NumColBERT: Non-Intrusive Numeracy Injection for Late-Interaction Retrieval Models
2026-05-11 • Information Retrieval
Information Retrieval
AI summaryⓘ
The authors worked on improving search systems that need to understand numbers in questions, like finding companies that spend more than a billion dollars on research. They noticed current methods either ignore numbers or handle them separately, which causes problems for real-world use. Their solution, NumColBERT, enhances number understanding directly within an existing search model without changing how it works overall. They added a special mechanism to focus on important numbers and a training method to help the system grasp numeric details better. Tests showed their approach works well, matching or beating previous methods, while staying easy to deploy and maintain.

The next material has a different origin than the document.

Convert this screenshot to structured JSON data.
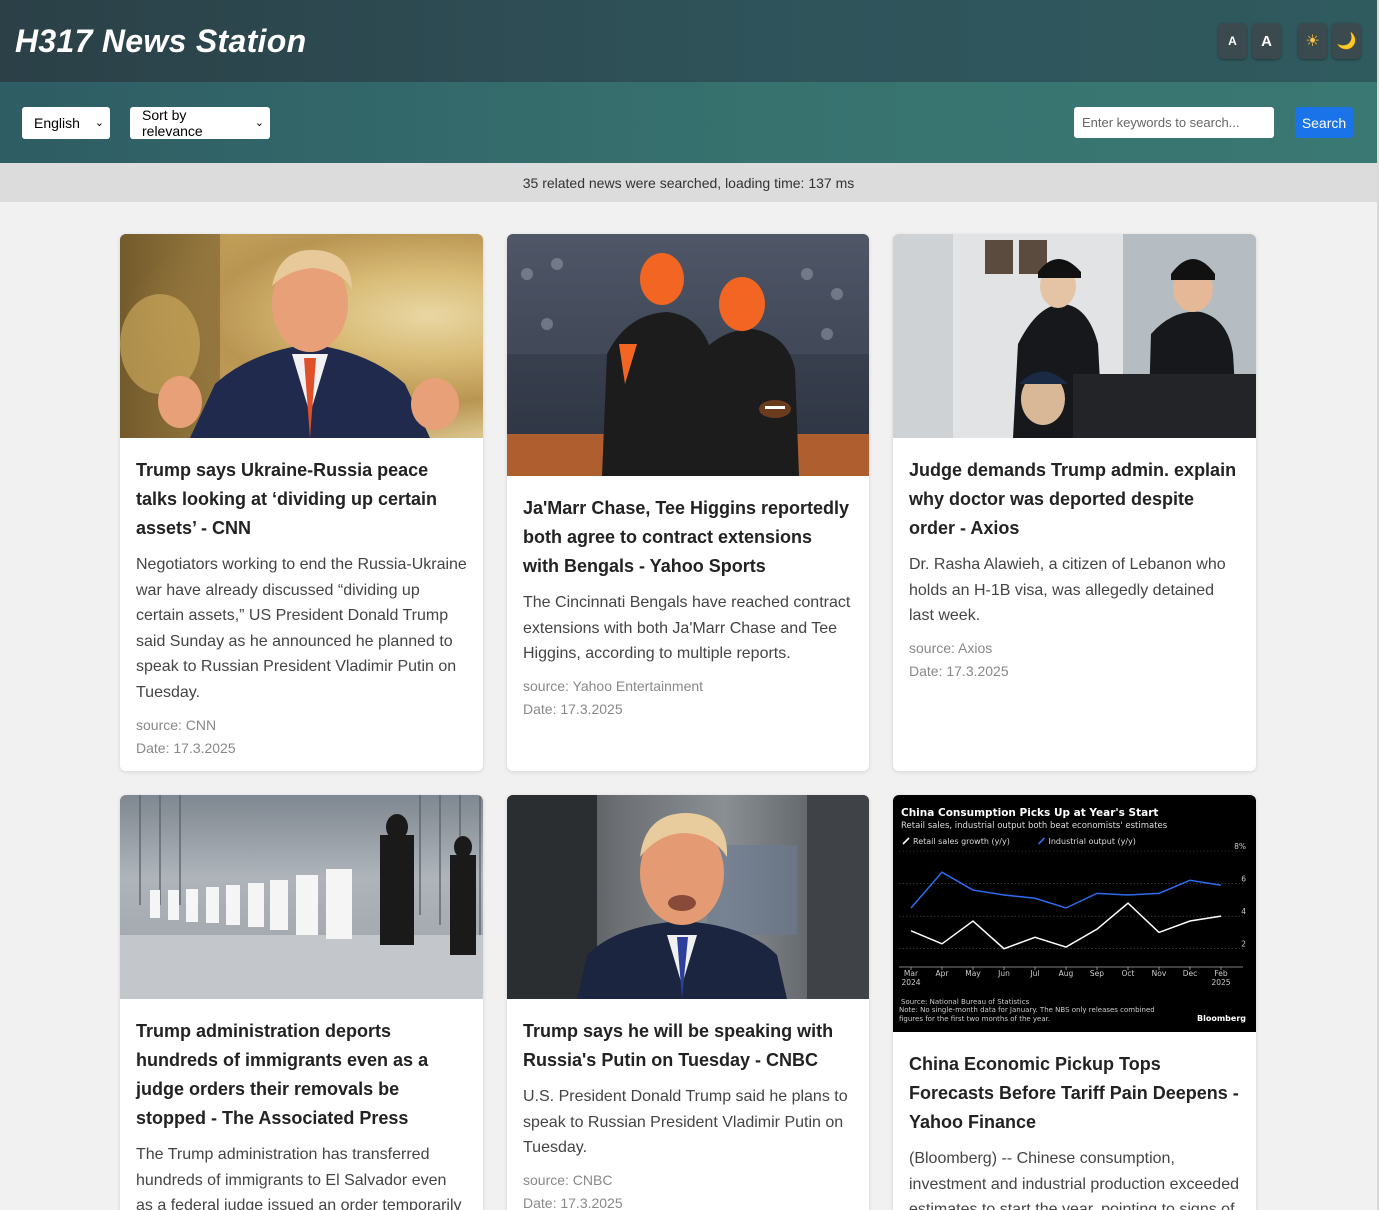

Dense retrievalNumerical conditionsLate-interaction modelColBERTNumerical Gating MechanismContrastive learningEmbedding spaceMaxSim scoringInformation retrievalNumerical reasoning
Authors
Haruki Fujimaki, Makoto P. Kato
Abstract
This study addresses the challenge of improving dense retrieval performance for queries containing numerical conditions, such as ``companies with more than one billion dollars in R&D expenditure.'' Although recent research has shown that standard models struggle with numeric information in domains such as finance, e-commerce, and medicine, existing solutions typically decompose queries into textual and numerical components and score them separately. These approaches modify late-interaction retrieval models such as ColBERT and introduce challenges in deployment, latency, and maintainability. To overcome these limitations, we propose NumColBERT, an inference-time non-intrusive method that enhances numerically conditioned retrieval while preserving the original late-interaction mechanism. Because NumColBERT retains the standard ColBERT indexing and MaxSim scoring pipeline, existing optimizations and ecosystem components can be reused directly, facilitating practical deployment. NumColBERT introduces a Numerical Gating Mechanism and a Numerical Contrastive Learning objective to enable numerical conditions to contribute more effectively within standard ColBERT scoring. The gating mechanism amplifies tokens carrying critical numerical constraints while suppressing context-neutral numerical mentions, and the contrastive objective shapes the embedding space to reflect numerical magnitudes, units, and conditions. Experimental results show that NumColBERT substantially outperforms standard fine-tuning baselines and achieves accuracy comparable to or better than prior approaches relying on separate textual and numerical scoring. These findings demonstrate the feasibility of numerically conditioned retrieval with a non-intrusive inference pipeline and present a maintainable solution for real-world deployment.